Le Tribunal administratif de Versailles a donné acte du désistement d’office de M. B..., qui contestait la suppression définitive de son autorisation de téléphoner à ses parents, décidée par le directeur du bâtiment D3 de la maison d’arrêt de Fleury-Mérogis. Saisi d’un recours pour excès de pouvoir, le tribunal a constaté que M. B..., invité à confirmer le maintien de ses conclusions en application de l’article R. 612-5-1 du code de justice administrative, n’a pas répondu dans le délai imparti. Ce désistement, réputé acquis, a été constaté comme pur et simple, et le tribunal en a donné acte par ordonnance.
Texte intégral
Vu la procédure suivante :
Par une ordonnance n° 2211529 du 6 avril 2023, la présidente du tribunal administratif de Melun a transmis au tribunal administratif de Versailles la requête présentée par M. A... B..., enregistrée au greffe de ce tribunal le 29 novembre 2022.
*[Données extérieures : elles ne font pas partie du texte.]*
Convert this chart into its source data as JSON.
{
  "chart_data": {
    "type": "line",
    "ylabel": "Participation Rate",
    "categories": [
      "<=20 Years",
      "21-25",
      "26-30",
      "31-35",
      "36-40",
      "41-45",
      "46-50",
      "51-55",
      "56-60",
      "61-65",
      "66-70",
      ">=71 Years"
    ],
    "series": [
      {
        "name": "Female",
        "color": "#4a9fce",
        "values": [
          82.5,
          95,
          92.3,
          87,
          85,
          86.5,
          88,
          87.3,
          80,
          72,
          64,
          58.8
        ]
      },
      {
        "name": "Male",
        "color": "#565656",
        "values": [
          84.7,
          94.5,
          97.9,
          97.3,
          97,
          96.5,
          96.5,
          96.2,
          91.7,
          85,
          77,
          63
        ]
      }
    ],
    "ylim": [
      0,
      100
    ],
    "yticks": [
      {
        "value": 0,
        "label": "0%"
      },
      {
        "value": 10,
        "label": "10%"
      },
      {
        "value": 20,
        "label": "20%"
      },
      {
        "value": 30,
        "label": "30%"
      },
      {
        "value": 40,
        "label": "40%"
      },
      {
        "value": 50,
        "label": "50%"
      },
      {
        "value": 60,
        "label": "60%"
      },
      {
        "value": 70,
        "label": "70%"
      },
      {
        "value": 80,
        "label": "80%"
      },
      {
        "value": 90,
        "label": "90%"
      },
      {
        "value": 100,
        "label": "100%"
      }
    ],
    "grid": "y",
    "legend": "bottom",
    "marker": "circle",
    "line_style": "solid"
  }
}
Par cette requête, M. B... demande au tribunal d’annuler la décision du 19 décembre 2022 par laquelle le directeur du bâtiment D3 de la maison d’arrêt de Fleury-Mérogis a décidé de la suppression définitive de l’autorisation de téléphoner à ses parents.
Par une lettre du 8 septembre 2025, M. B... a été invité, sur le fondement de l’article R. 612-5-1 du code de justice administrative, à confirmer expressément, dans un délai d’un mois, le maintien de ses conclusions.
Vu les autres pièces du dossier.
Vu le code de justice administrative.
Considérant ce qui suit :
1. Aux termes de l'article R. 222-1 du code de justice administrative : « (…) les présidents de formation de jugement des tribunaux (…) peuvent, par ordonnance : / 1( donner acte des désistements ; (...) ».
2. Aux termes de l’article R. 612-5-1 du même code : « Lorsque l’état du dossier permet de s’interroger sur l’intérêt que la requête conserve pour son auteur, le président de la formation de jugement (…) peut inviter le requérant à confirmer expressément le maintien de ses conclusions. La demande qui lui est adressée mentionne que, à défaut de réception de cette confirmation à l’expiration du délai fixé, qui ne peut être inférieur à un mois, il sera réputé s’être désisté de l’ensemble de ses conclusions. ».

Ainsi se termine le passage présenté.